„Ecotone“ will ans Limit gehen. Die Fotoausstellung im CNA Düdelingen lotet Spannungsfelder und Gegensätze aus und erzeugt so eine stille Melancholie.
Sie fallen auf, die in dichte, weiße Netze eingesponnenen Bäume und Sträucher. Verantwortlich für das gespenstische Szenario sind die Raupen der Gespinstmotten. Ihre dichten Fadenzelte haben die beiden Luxemburger KünstlerInnen Gast Bouschet und Nadine Hilbert in blaues Licht getaucht und vor dem Hintergrund eines modernen Bürogebäudes fotografiert. Hier prallen Mikro- und Makrokosmos, Natur und die vom Mensch erschaffenen kühlen Gebäudeinfrastrukturen aufeinander – Gegensätze, die existentielle Fragen aufwerfen. Um diese Fragen und die Spannungsfelder, aus denen sie hervorgehen geht es in der CNA-Fotoausstellung „Ecotone“. So der Titel der Ausstellung, die rund sieben Künstler verschiedener Generation und unterschiedlicher Herkunft versammelt.

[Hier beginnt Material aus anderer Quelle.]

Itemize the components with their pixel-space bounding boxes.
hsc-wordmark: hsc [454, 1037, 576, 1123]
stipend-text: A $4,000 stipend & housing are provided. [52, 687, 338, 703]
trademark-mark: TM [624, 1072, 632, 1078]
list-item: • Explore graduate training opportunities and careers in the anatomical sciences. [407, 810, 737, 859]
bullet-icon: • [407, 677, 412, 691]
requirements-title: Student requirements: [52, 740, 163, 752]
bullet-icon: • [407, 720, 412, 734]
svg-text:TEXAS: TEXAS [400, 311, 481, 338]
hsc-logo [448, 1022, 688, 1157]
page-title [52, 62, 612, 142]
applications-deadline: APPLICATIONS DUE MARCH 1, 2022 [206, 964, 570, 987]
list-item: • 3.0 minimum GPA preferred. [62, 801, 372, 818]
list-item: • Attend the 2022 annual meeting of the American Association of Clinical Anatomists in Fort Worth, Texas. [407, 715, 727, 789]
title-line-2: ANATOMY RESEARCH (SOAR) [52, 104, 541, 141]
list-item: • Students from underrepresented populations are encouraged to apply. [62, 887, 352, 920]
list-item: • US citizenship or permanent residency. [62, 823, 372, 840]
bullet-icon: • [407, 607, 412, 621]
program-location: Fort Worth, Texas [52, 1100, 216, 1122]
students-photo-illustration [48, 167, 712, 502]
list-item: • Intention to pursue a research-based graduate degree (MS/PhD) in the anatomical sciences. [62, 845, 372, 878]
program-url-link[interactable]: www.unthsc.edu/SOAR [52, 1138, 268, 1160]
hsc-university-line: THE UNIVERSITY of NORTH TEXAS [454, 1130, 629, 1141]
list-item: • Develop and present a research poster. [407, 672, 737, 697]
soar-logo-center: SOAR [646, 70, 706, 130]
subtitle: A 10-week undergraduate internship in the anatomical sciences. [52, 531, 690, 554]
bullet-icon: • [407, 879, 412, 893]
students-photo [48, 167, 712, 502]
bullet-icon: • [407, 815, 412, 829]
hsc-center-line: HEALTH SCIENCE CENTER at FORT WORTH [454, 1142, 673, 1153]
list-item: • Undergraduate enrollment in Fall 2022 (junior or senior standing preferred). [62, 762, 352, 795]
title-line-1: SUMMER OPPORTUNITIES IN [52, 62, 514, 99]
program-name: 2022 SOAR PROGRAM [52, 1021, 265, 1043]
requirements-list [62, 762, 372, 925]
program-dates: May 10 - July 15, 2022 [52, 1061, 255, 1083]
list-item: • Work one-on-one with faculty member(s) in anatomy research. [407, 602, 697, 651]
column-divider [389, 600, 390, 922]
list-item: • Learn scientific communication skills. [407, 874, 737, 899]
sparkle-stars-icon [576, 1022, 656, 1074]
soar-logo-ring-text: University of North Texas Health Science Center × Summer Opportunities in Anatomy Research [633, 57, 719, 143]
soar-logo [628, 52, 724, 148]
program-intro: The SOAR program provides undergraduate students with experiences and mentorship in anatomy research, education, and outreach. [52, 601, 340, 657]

Der Begriff „Ecotone“ stammt ursprünglich aus der Ökologie und bezeichnet Übergangsbereiche zwischen verschiedenen Lebensräumen wie etwa die Säume zwischen Wald und Offenland. Komplexe Grenzbiotope oder so genannte Ökotone finden sich aber nicht alleine in der Natur, sondern vor allem in den Spannungsfeldern zwischen Politik, Wissenschaft, Wirtschaft, Medien und Marketing. Die Ausstellung will Fotos versammeln auf denen Lebensbereiche zueinander in Spannung treten, in denen Grauzonen und Übergänge thematisiert werden. Wie etwa auf den Bildern „The Blue Room“ des amerikanischen Fotografen Eugene Richards. Dieses Mal ist es nicht das Elend, der Krebs oder die Drogensucht, die im Mittelpunkt seiner Bilder stehen – so wie in seinen vohergehenden Arbeiten – , sondern die Weiten des amerikanischen Westens. Auf seinen Streifzügen hat Richards verlassene Anwesen und sich im Verfall befindende Häuser fotografiert. Überbleibsel erzählen von den ehemaligen Bewohnern: Ein mit Schnee bedecktes Bett, eine Treppe im Garten, eine Zigarette, die den Abdruck eines Lippenstifts trägt. Seine Bilder entsprechen der Thematik des Ecotone, weil hier Übergänge thematisiert werden: Die Witterung und die Natur überlagern und zersetzen die leer stehenden Wohnungen. Die Bilder sind Meditationen über Verlust und Erinnerung.
Ganz anders hier die konzeptuelle Arbeit der jungen Luxemburger Künstlerin Justine Blau: Aus dem Internet hat sie Naturbilder heruntergeladen, ausgeschnitten und sie zu einem riesigen dreidimensionalen Landschaftsbild zusammengeklebt: Zum Spannungsfeld werden hier Wunschvorstellungen, die mit der Realität kollidieren. Viel persönlicher ist die Herangehensweise des amerikanischen Fotografen Jim Goldberg. Unter dem Titel „Raised by Wolfes“, verbindet er Objekte sowie geschriebene Zeugnisse mit Bildern von Jugendlichen, die auf der Straße leben. Seine Arbeit thematisiert die Übergangsphase der Jugendlichen, die sich unwohl in ihrer eigenen Haut fühlen und sich dennoch in einer Gesellschaft behaupten müssen, von der sie abgelehnt werden. Sie werfen Fragen der sozialen Hierarchie auf, des Zugangs zur Gesellschaft und den Grenzen der Konsumgesellschaft.
Vielseitig sind die Bilder von „Ecotone“. Auch wenn sich die Aufnahmen nicht alle auf den ersten Blick unter der gegebenen Thematik subsumieren lassen, ist ihnen doch eine gewisse Melancholie eigen. Die Melancholie der Zwischenräume, des Verlassenseins und der Nicht-Erfüllung.
„Ecotone“ im CNA Düdelingen, noch bis zum 28. Februar.